Before getting started, some fiberglass window screen had to be painted. This was my first experience painting screen and it took me some time applying the paint and getting all those itty bitty squares to stay filled in; when you brush over them, they open back up. I painted in layers, drying with a fan, and discovered laying the paint on was more productive than brushing most of the time. If anyone out there has a secret or helpful hints for painting screen please do chime in.
Flatten a piece of scrap metal sheeting (as in The Spirit of Christmas). Trace and cut out the base petal piece. Paint it red. Dry. Sand lightly with fine grit sandpaper to reveal some of the metal.
Hold the top two petal pattern pieces in place on the painted screen and cut around them.
Cut a small circle, a little larger than a quarter, from the window screening. Darken it with black paint.
Sand the screen petal pieces with fine sandpaper to reveal the texture of the screen. Do not sand the black center piece. This is a good time to put a light black speckling on your pieces, and let it dry before spraying all the pieces with a clear matte sealer, front and back. I forgot, and didn’t speckle until my flowers were done, then had to respray them.

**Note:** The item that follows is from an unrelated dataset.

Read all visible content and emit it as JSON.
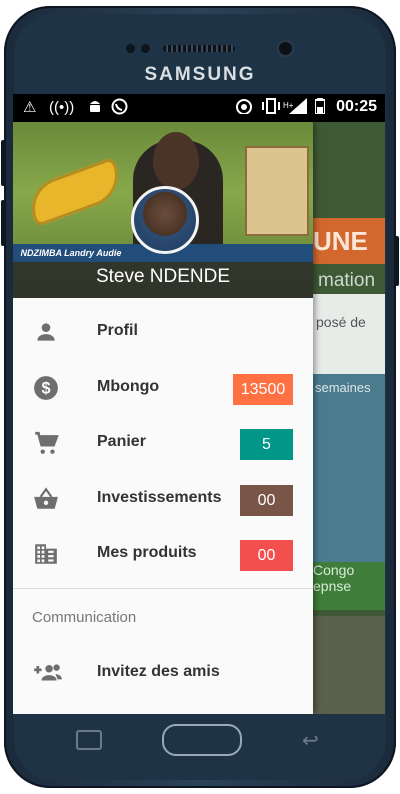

Trace three poppy leaves on the thin metal, flipping your pattern to trace one face down. Cut, paint green, sand, speckle, and seal.
On a board, drive a finishing nail through the stacked flower petal arrangement. You can shape and bend the flowers first, or keep the petals flattened and shape after. Remove the nail.
Center and twist a glass bead on a length of straightened thin wire. Thread the black screen circle on to the wire stem and shape it around the bead. Add a small flat bead with a dab of E6000. Slide the other petal pieces in place, applying a small amount of glue between layers near the wire. Arrange and form the flower to your liking before pushing firmly into a piece of thick foam to dry. You can do more gentle bending, shaping, or trimming on the petals after the flowers are dry if needed.
I think this makes a cute, versatile little flower to have some fun with. Change the shape of the petal a bit, the color, and the bead, and you’ll have a whole new look. Another layer of petals could be added for a larger flower.
I wired my poppies to a basket for a pop of color, then glued on the leaves, but they could easily be wired, or glued, to wreaths, canvas art, frames, or wood.
It makes me feel good to find uses for salvaged, and reclaimed materials. Keeping anything out of the landfill is a plus. Hearing from my readers makes me feel good too, please leave me a comment and let me know your thoughts. Enjoy your week!